The southern California borderland has undergone a complex and poorly understood tectonic evolution since the East Pacific Rise impacted it about 29 Ma. One result of Miocene tectonism was deposition of conglomerate wedges composed of diverse clast types. Borderland conglomeratic formations (Vaqueros, Topanga, San Onofre Breccia, and Blanca Formations) are partly characterized by detritus derived from Catalina Schist (blueschist rich) and diorite (similar to the Willows Diorite on Santa Cruz Island) basement and Miocene volcanic terranes. They are grouped into a succession of three principal lithofacies types, in ascending order: (1) diorite rich, (2) blueschist rich, and (3) volcanic rich (dacitic, andesitic, and basaltic clasts). Deep-marine sediments of the Monterey Formation trans ressively overlie volcaniclastic sediments and locally unconformably overlie blueschist-rich sediments or basement rocks. The three conglomerate types comprise mostly lowstand systems tracts in four depositional sequences identified in the region.

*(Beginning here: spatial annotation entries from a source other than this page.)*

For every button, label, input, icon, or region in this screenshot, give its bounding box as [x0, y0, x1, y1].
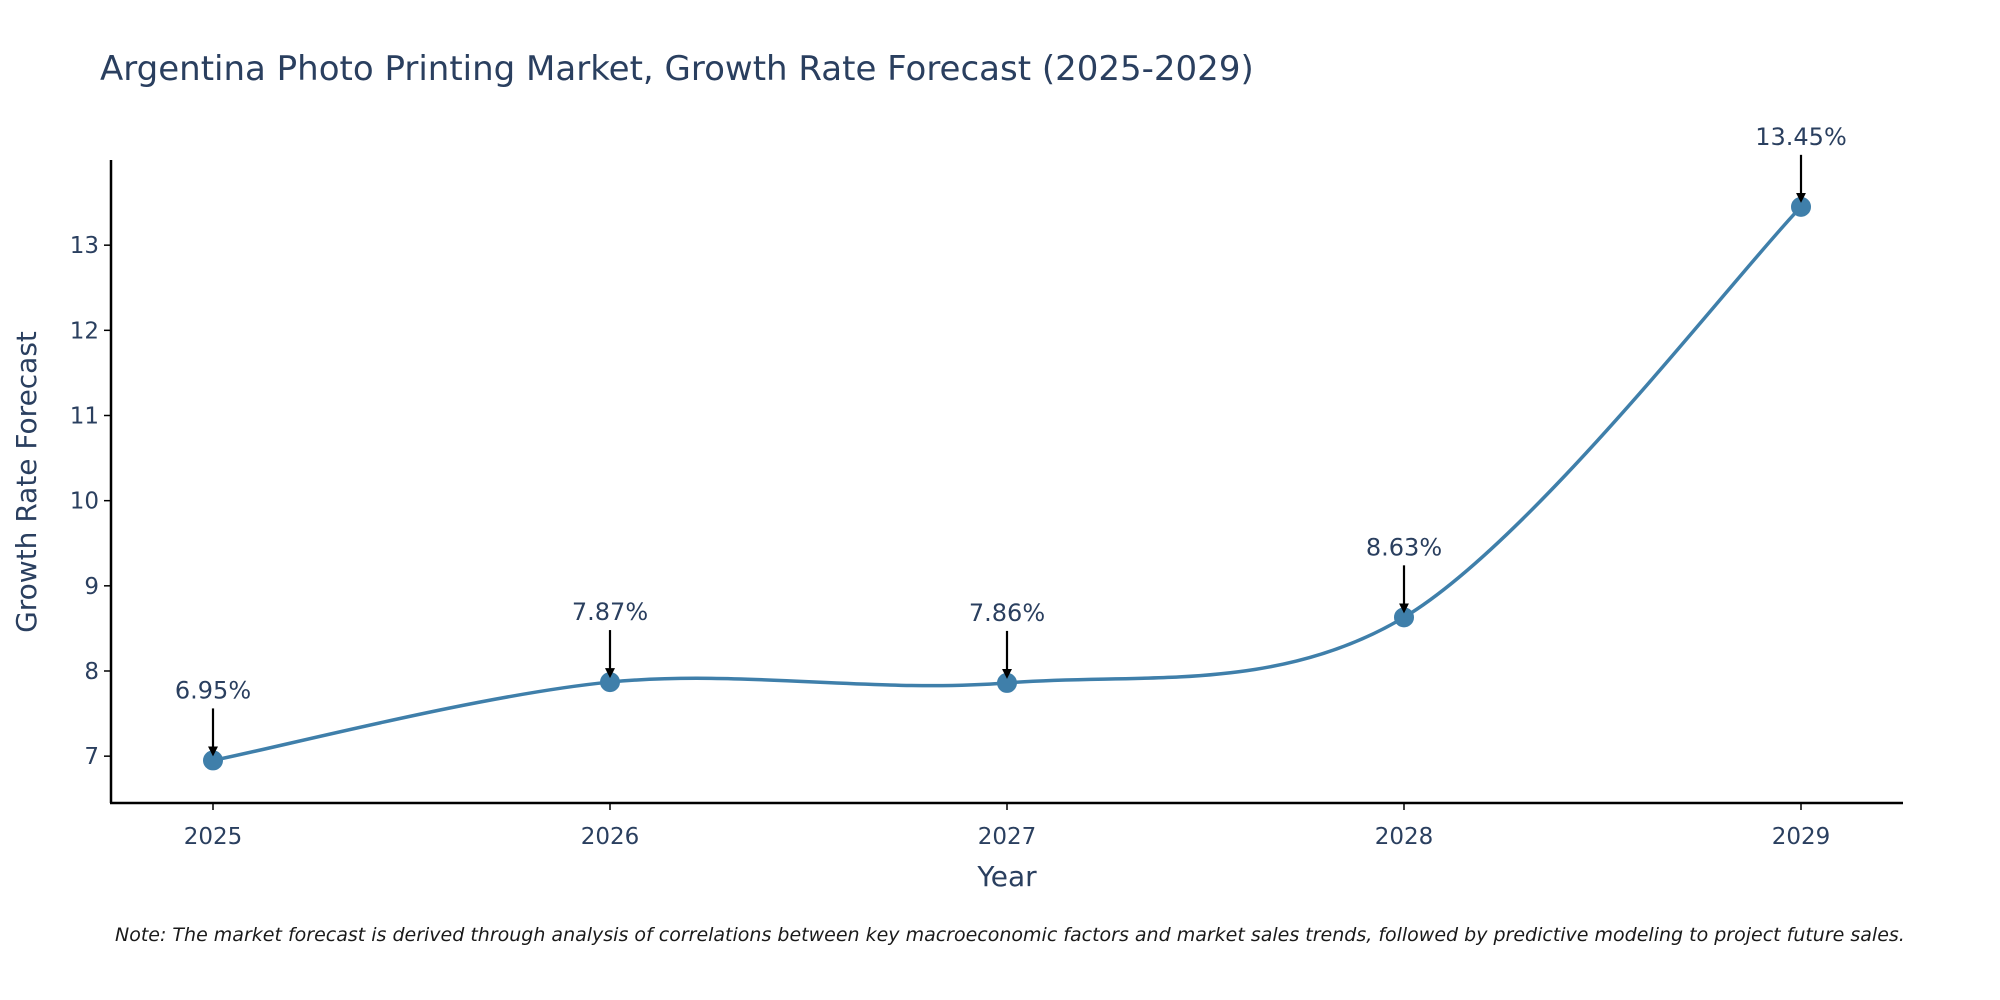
y-axis-title: Growth Rate Forecast: [10, 331, 43, 633]
data-label: 8.63%: [1366, 533, 1442, 561]
y-tick-label: 10: [70, 489, 99, 515]
data-markers: [203, 196, 1811, 771]
data-label: 7.86%: [969, 599, 1045, 627]
data-annotations: 6.95% 7.87% 7.86% 8.63% 13.45%: [175, 123, 1847, 757]
y-tick-label: 13: [70, 233, 99, 259]
y-tick-label: 9: [84, 574, 99, 600]
x-tick-label: 2029: [1772, 824, 1831, 850]
data-point-2026: [600, 672, 620, 693]
y-tick-label: 7: [84, 744, 99, 770]
y-axis-ticks: 7 8 9 10 11 12 13: [70, 233, 111, 770]
x-axis-ticks: 2025 2026 2027 2028 2029: [184, 803, 1831, 850]
y-tick-label: 11: [70, 403, 99, 429]
x-axis-title: Year: [976, 860, 1037, 893]
chart-note: Note: The market forecast is derived thr…: [115, 924, 1905, 946]
data-point-2027: [997, 672, 1017, 693]
data-label: 13.45%: [1755, 123, 1847, 151]
data-label: 7.87%: [572, 598, 648, 626]
data-point-2029: [1791, 196, 1811, 217]
data-point-2025: [203, 750, 223, 771]
x-tick-label: 2025: [184, 824, 243, 850]
y-tick-label: 8: [84, 659, 99, 685]
x-tick-label: 2027: [978, 824, 1037, 850]
chart-title: Argentina Photo Printing Market, Growth …: [100, 49, 1254, 89]
data-point-2028: [1394, 607, 1414, 628]
y-tick-label: 12: [70, 318, 99, 344]
x-tick-label: 2026: [581, 824, 640, 850]
series-line: [212, 205, 1803, 763]
x-tick-label: 2028: [1375, 824, 1434, 850]
data-label: 6.95%: [175, 676, 251, 704]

Each sequence is bounded by unconformities and was deposited during a unique tectonic event: (1) diorite-rich and blueschist-rich conglomerate, respectively, during two stages of compression(?), uplift, and erosion of borderland basement rocks; (2) followed by extension or relaxation of faults with resultant volcanism and generation of epiclastic volcanic sediments; and (3) this, in turn, was followed by rapid subsidence, transgression, and deposition of the Monterey Formation. The succession of lowstand conglomerates occurs in older sequences n the Northern Channel Islands than south of the islands. This suggests that whereas the Miocene tectonic evolution of both areas was similar, stages in that process occurred earlier in the north and then shifted to a more southerly part of the borderland.

AAPG Search and Discovery Article #90992©1993 AAPG Pacific Section Meeting, Long Beach, California, May 5-7, 1993.